Because elephants should live forever

After my grandmother lost her vision to glaucoma, her engagement ring went missing. We tore up the house, but it was gone. She talked about it all the time, but talking couldn’t bring it back. When she eventually entered her final decline, she had a few tests run, more for the rest of us than herself, to make sure there was nothing at all we could do. The doctor called my grandfather over and said what everyone expected, but added, “she has something lodged in her intestinal tract.” Nobody had the heart to tell her we’d finally found the ring.

Look at me, 100 word songing 2 weeks in a row. Who are the elephants in your life?

About jesterqueen:
Jessie Powell is the Jester Queen. She likes to tell you about her dog, her kids, her fiction, and her blog, but not necessarily in that order.

Comments

Because elephants should live forever — 23 Comments

  1. Oh my… she at least found a safe hiding place for her ring.
    My recent post Elephant in the room

    • That was EXACTLY what we said. She used to hide everything in this ratty pocketbook down beside the bed on the logic that “the burglar” (for whom she left helpful, sarcastic notes, should he ever visit) would never look in something so junky for something valuable. What never occurred to her is that her yard sale addiction meant the treasures and trash were so inextricably bound up with each other that ‘the burglar’ wouldn’t have made it out of the dining room without getting lost in confusion.

  2. wow…i have several elephants in my life. I hope i can feed them enough peanuts before something like this happens.

    RIP jes' grandmother. I miss mine so very much (passed in 2005).

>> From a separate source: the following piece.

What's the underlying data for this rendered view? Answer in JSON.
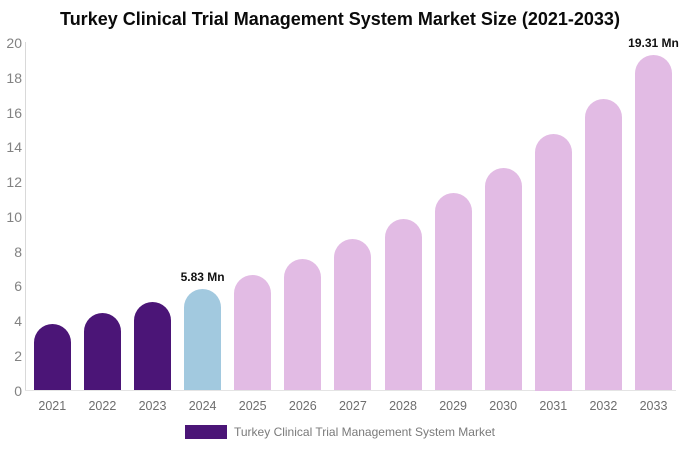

    wonderful 100, jes, and a hell of an interpretation of damien rice's song

    • After Mummum died, Poppa was a little like the protagonist described in the song. He didn’t go bed hopping, but all of their female friends tried to give him platonic female companionship, and he just kept pining for Mummum. She died in 2006, and he followed in 2009. He really only held on until then because the two of them had a pact that one of them had to live to see my Mom through the worst of my evil sib’s life. When Amye died in 2008, Poppa’s health started declining, and he literally went into his final decline 2 days after Mom’s adoption of my niece was final in 2009. So my Mom lost her mother, her daughter, and her father, all in a very short span.

  3. I love to have Elephants in my life. I never had one.
    My recent post help with my realtionship

    • 100% — It’s something she would have considered hilarious in better health. When she lost her eyesight, she rejected traditional aids to help blind people and tried to go forward as if she could still see. She accepted help walking in unfamiliar places, as well as the gentle patter of description that my grandfather kept up for her. But she would not allow her food to be arranged on her plate so that she might remember what was where, and I guess she refused to ask about the really crunchy bites. We figure that since her fingers got thinner as she aged, the ring just plopped off her finger into her plate, and of course she couldn’t see to notice it, and she ate the thing.

      • Please tell me that hypothetical scenario will make it's way into a story. It's so brilliant, funny, tender, awful… love it!

          • I only meant the way you envision it happening. The ring plopping into the potatoes or whatever, and her just swallowing it. I've no doubt about the story itself.

            • Ah! Gotcha. That's the only way it really COULD have happened!! But you're right. that would make for hilarious dramatic tension in a scene, for instance as witnessby a kid who doesn't know whether or not to speak up.

  4. Oh, good heavens. I'm surprised you could get that down without noticing it. Seems like it'd hurt!
    My recent post Somewhere Over the Financial District

    • Yes! It must have been agony. She was a stoic firebrand, though. I can’t imagine not complaining that the bite you just swallowed tore your throat!! But it must have. It MUST have.

  5. Wow. That's an amazing story. Did it contribute at all to her decline?
    My recent post Blow. It’s Cool.

    • No, her grandmother died of a massive heart attack at age 79. When she was 79, SHE suffered a similar heart attack. And she never really recovered.

  6. This would be incredibly funny if it wasn’t linked so closely to her death. I think it is good to have humorous memories of our lost loved ones though.

    • It’s funny. There’s no two ways about it, it’s hilarious. The only really sad thing was that she was too far gone to appreciate the hilarity that she’s been wearing her engagement ring this whole time.

    • Mummum had a fascinating life. But that is by far the most bizarre thing.

  7. love this, i can't help it, it's endearing and lovingly told. thank you for sharing!

    • Thanks Marian,

      It’s kind of typical of things that happened with my grandparents. I need to start getting their stories up here, because they are awesome.

  8. You know, it's funny but so sad the way we age and begin to lose ourselves. Sometimes I never want to get old….I almost would rather be offed in the prime of my life.